Le malotru qui lança cette injure
Se doutait-il quand il la débita,
Que tous les goûts sont dans notre nature,
Et le meilleur est celui que l’on a (bis).
Vous me direz : il est couvert de crasse
Il pue au loin, son groin nous fait horreur.
Oui, j’en conviens, on n’aime pas sa face ;
Mais le visage est parfois bien trompeur !
Si le fumier est son seul patrimoine,
S’il est couvert d’un limon dégoûtant,
Le cœur est bon : — l’habit fait-il le moine ?
Riches brocarts couvrent plus d’un croquant.

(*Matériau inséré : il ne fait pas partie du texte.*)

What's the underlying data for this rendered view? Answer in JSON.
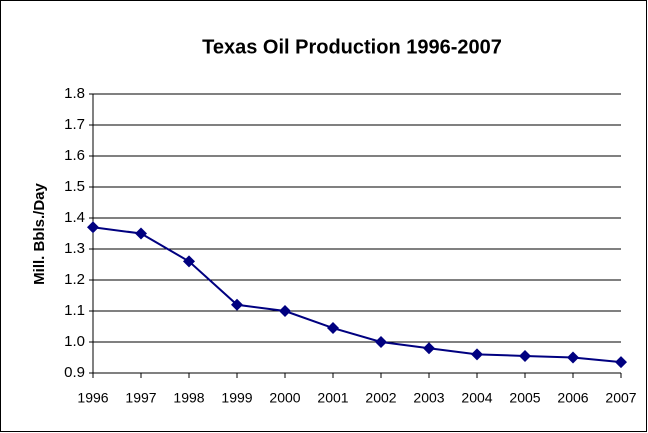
{
  "chart_data": {
    "type": "line",
    "title": "Texas Oil Production 1996-2007",
    "ylabel": "Mill. Bbls./Day",
    "x": [
      1996,
      1997,
      1998,
      1999,
      2000,
      2001,
      2002,
      2003,
      2004,
      2005,
      2006,
      2007
    ],
    "series": [
      {
        "name": "Texas Oil Production",
        "color": "#000080",
        "values": [
          1.37,
          1.35,
          1.26,
          1.12,
          1.1,
          1.045,
          1.0,
          0.98,
          0.96,
          0.955,
          0.95,
          0.935
        ]
      }
    ],
    "xlim": [
      1996,
      2007
    ],
    "xticks": [
      1996,
      1997,
      1998,
      1999,
      2000,
      2001,
      2002,
      2003,
      2004,
      2005,
      2006,
      2007
    ],
    "ylim": [
      0.9,
      1.8
    ],
    "yticks": [
      0.9,
      {
        "value": 1.0,
        "label": "1.0"
      },
      1.1,
      1.2,
      1.3,
      1.4,
      1.5,
      1.6,
      1.7,
      1.8
    ],
    "grid": true
  }
}
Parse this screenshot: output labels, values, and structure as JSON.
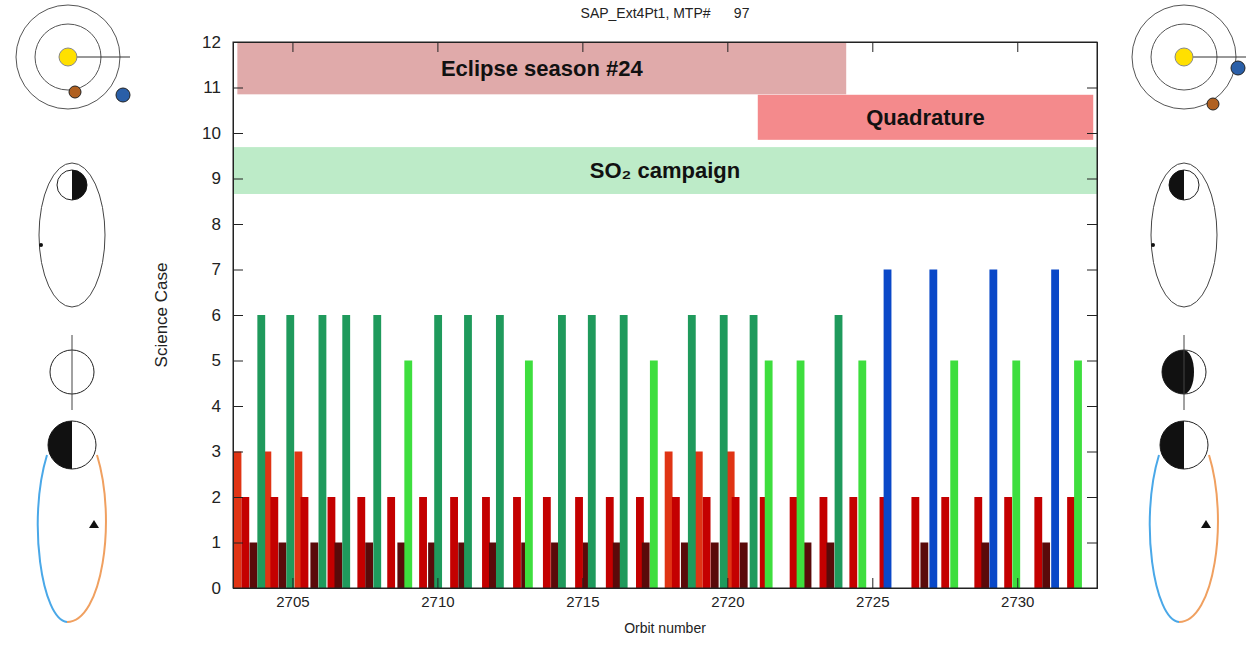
{
  "chart_data": {
    "type": "bar",
    "title": "SAP_Ext4Pt1, MTP#      97",
    "x_label": "Orbit number",
    "y_label": "Science Case",
    "xlim": [
      2702.95,
      2732.75
    ],
    "xticks": [
      2705,
      2710,
      2715,
      2720,
      2725,
      2730
    ],
    "ylim": [
      0,
      12
    ],
    "yticks": [
      0,
      1,
      2,
      3,
      4,
      5,
      6,
      7,
      8,
      9,
      10,
      11,
      12
    ],
    "grid": false,
    "annotations": [
      {
        "label": "Eclipse season #24",
        "x0": 2703.1,
        "x1": 2724.1,
        "y0": 10.85,
        "y1": 12,
        "color": "#e0aaaa"
      },
      {
        "label": "Quadrature",
        "x0": 2721.05,
        "x1": 2732.62,
        "y0": 9.85,
        "y1": 10.84,
        "color": "#f48a8c"
      },
      {
        "label": "SO₂ campaign",
        "x0": 2702.95,
        "x1": 2732.75,
        "y0": 8.66,
        "y1": 9.69,
        "color": "#bdebc8"
      }
    ],
    "series": [
      {
        "color": "#e03414",
        "x": [
          2702.97,
          2704.0,
          2705.07,
          2717.84,
          2718.88,
          2719.98
        ],
        "values": [
          3,
          3,
          3,
          3,
          3,
          3
        ]
      },
      {
        "color": "#c40000",
        "x": [
          2703.24,
          2704.24,
          2705.28,
          2706.21,
          2707.24,
          2708.27,
          2709.37,
          2710.44,
          2711.54,
          2712.61,
          2713.64,
          2714.75,
          2715.81,
          2716.85,
          2718.09,
          2719.15,
          2720.15,
          2721.12,
          2722.15,
          2723.18,
          2724.21,
          2725.25,
          2726.35,
          2727.38,
          2728.52,
          2729.55,
          2730.59,
          2731.72
        ],
        "values": [
          2,
          2,
          2,
          2,
          2,
          2,
          2,
          2,
          2,
          2,
          2,
          2,
          2,
          2,
          2,
          2,
          2,
          2,
          2,
          2,
          2,
          2,
          2,
          2,
          2,
          2,
          2,
          2
        ]
      },
      {
        "color": "#5a0a0a",
        "x": [
          2703.52,
          2704.52,
          2705.62,
          2706.45,
          2707.51,
          2708.62,
          2709.68,
          2710.72,
          2711.78,
          2712.89,
          2713.92,
          2715.02,
          2716.05,
          2717.05,
          2718.4,
          2719.43,
          2720.43,
          2722.63,
          2723.42,
          2726.66,
          2728.76,
          2730.86
        ],
        "values": [
          1,
          1,
          1,
          1,
          1,
          1,
          1,
          1,
          1,
          1,
          1,
          1,
          1,
          1,
          1,
          1,
          1,
          1,
          1,
          1,
          1,
          1
        ]
      },
      {
        "color": "#1f9a5c",
        "x": [
          2703.79,
          2704.79,
          2705.9,
          2706.72,
          2707.79,
          2709.89,
          2710.92,
          2712.02,
          2714.16,
          2715.19,
          2716.29,
          2718.64,
          2719.74,
          2720.77,
          2723.7
        ],
        "values": [
          6,
          6,
          6,
          6,
          6,
          6,
          6,
          6,
          6,
          6,
          6,
          6,
          6,
          6,
          6
        ]
      },
      {
        "color": "#3ede3e",
        "x": [
          2708.86,
          2713.02,
          2717.33,
          2721.29,
          2722.39,
          2724.52,
          2727.69,
          2729.83,
          2731.96
        ],
        "values": [
          5,
          5,
          5,
          5,
          5,
          5,
          5,
          5,
          5
        ]
      },
      {
        "color": "#0a48c8",
        "x": [
          2725.39,
          2726.97,
          2729.04,
          2731.17
        ],
        "values": [
          7,
          7,
          7,
          7
        ]
      }
    ]
  }
}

On l’accusa d’avoir des goûts lubriques,
Dont le récit fait dresser les cheveux ;
De dédaigner les amours platoniques,
Et de boucher des trous incestueux,
Je ne veux pas en faire une rosière,
Un concurrent pour le prix Monthyon !
Mais qui de vous peut lui jeter la pierre
Et lui donner sa malédiction ?
Vieux débauchés, dont la force expirante
Ne répond plus à vos constants efforts,
Vous lui devez la truffe succulente
Qui vient donner du nerf à vos ressorts.
Et vous traitez de goinfre et de vorace
Le doux ami, rognant sur sa portion ;
Vous l’abaissez, et ce faible bonasse
Rêve toujours à votre érection.
Puis ce Cochon, qu’ici bas on décrie,
Sait-il ramper comme un vil courtisan ?
Renia-t-il ses amis, sa patrie,
Pour obtenir un pouce de ruban ?
Sots potentats, idoles qu’on encense,
Se gorge-t-il de vos mets savoureux ?
Fier plébéien, il fuit la dépendance,
Et peut braver vos regards dédaigneux.
Un philanthrope exploitant la misère,
Un séducteur trompant un faible enfant,
Un vil cafard qui souille un presbytère,
Sont plus cochons que ce pauvre innocent.
Mais pour couvrir leur sale turpitude,
Son nom servit de manteau, de plastron ;
Et depuis lors ils ont, par habitude,
Crié : — Haro ! haro ! sur le Cochon.
Voilà qui nous entraîne bien loin des couchers de soleil romantiques sur les châteaux en ruine du Hainaut ! Il paraît donc plus opportun, en conclusion, de choisir pour illustrer cette chanson, le célèbre tableau de Félicien Rops dit La Dame au cochon - Pornokrates
E.C. mars 2015
Un régal! Dans le cochon, tout est bon. D'ailleurs, dans tout cochon, n'y a t'il pas un homme qui sommeille?